Ethical Issues and Biases

As chunk sizes increase, sub-sequences within chunks become a concern. Paragraph-length chunks may contain common sentences appearing in multiple chunks. Research from Google and University of Pennsylvania shows duplicate data in LLM training sets can introduce biases and errors in responses. Repetition in prompts has been shown to cause errors in RAG systems.

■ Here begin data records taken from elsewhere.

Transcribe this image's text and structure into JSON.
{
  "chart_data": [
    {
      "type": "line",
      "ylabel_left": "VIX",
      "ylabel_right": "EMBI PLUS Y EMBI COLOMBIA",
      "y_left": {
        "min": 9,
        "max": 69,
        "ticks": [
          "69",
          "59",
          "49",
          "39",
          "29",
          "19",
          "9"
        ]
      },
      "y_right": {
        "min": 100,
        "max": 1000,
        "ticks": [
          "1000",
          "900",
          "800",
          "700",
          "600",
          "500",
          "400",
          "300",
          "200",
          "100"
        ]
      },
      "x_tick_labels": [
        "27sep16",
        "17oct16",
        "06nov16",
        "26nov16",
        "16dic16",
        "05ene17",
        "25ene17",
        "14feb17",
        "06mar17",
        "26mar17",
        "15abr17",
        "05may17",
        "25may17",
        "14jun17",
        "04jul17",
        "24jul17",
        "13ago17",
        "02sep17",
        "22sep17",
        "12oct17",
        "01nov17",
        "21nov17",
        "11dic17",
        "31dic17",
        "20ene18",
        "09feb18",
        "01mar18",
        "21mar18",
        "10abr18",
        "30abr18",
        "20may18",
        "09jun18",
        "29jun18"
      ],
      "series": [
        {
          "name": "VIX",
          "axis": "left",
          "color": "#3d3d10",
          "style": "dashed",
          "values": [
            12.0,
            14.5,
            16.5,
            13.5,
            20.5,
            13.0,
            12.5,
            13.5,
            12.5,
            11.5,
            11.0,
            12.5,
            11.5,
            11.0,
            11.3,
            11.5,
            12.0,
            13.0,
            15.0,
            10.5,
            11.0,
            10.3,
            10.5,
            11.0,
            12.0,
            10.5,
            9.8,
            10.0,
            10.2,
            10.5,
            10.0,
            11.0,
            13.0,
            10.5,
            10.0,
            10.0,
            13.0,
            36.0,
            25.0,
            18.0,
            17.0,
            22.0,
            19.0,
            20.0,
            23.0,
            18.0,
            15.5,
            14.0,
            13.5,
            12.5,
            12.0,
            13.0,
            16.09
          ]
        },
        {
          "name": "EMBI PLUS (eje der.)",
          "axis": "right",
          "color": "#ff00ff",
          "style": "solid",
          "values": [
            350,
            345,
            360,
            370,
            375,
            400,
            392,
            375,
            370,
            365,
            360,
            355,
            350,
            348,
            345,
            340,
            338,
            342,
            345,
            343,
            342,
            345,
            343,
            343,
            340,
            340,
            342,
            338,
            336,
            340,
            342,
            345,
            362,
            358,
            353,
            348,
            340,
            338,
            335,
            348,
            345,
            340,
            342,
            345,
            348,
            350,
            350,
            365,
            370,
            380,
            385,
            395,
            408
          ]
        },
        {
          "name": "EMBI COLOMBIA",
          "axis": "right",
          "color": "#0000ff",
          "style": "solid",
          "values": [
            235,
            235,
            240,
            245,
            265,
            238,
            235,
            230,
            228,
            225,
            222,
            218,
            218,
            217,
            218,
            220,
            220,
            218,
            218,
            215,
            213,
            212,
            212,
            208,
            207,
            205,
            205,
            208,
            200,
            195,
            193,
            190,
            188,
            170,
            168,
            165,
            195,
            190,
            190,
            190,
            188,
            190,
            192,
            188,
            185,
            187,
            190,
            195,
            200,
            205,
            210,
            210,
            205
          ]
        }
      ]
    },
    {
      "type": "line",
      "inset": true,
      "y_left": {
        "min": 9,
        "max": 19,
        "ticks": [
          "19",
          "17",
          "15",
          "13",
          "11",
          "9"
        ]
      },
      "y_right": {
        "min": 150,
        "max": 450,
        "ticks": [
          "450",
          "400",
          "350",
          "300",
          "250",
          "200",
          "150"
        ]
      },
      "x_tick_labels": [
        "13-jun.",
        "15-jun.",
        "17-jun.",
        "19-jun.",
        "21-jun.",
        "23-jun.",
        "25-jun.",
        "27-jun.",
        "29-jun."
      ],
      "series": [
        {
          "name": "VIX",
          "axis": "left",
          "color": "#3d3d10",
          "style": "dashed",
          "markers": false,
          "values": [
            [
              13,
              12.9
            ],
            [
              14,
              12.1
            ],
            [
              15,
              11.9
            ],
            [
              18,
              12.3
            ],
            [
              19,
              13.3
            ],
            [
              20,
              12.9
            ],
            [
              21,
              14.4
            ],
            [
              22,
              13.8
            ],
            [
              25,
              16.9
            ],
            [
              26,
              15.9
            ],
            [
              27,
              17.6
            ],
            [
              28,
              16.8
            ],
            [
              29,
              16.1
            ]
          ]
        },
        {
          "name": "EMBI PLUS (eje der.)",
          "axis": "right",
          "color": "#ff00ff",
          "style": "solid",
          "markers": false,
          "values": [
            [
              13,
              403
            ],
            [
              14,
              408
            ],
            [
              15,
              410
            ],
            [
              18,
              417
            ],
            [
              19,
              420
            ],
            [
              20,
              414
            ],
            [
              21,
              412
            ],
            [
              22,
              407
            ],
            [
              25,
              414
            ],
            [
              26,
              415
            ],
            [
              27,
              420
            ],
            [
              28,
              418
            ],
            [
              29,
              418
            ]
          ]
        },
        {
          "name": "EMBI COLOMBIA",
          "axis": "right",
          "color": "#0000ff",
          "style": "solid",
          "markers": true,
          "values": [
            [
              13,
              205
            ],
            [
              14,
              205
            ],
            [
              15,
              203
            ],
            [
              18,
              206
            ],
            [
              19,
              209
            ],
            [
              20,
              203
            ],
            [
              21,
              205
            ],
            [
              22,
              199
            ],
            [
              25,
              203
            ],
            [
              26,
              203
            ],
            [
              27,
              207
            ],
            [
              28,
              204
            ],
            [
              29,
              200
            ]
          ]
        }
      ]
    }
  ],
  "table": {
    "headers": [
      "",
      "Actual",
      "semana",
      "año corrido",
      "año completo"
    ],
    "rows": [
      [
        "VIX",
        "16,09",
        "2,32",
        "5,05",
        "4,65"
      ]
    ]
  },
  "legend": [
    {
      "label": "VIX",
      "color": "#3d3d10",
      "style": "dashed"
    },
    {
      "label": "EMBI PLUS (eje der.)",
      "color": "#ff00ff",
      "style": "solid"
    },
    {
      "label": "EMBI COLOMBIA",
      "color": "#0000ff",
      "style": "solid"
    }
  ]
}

Where limits exist on the number of chunks retrieved from RAG, a user query with a high similarity score to chunks containing the same sentence, may preclude other chunks relevant to the query to be dropped thus reducing response accuracy.

Conclusion

The rise of agentic AI--where autonomous AI agents collaborate and take intertwined actions--adds new layers of complexity to enterprise AI systems. These agents depend on dynamically retrieved and processed data, making robust data governance essential. As agents interact, risks like data mismanagement, bias, and leakage increase, elevating data governance from a best practice to a critical necessity. Traditional data governance systems designed for documents, files, and tables--data-at-rest--are incompatible with how AI processes data. GenAI applications break data into "chunks," stripping away context and metadata needed for effective policy enforcement. To control enterprise data use in these complex AI ecosystems, data governance products must adapt by addressing the unique challenges of chunked data. Without this shift, enterprises face degraded AI precision, reduced reliability, and potential data breaches--risks amplified by agentic AI's interconnected nature.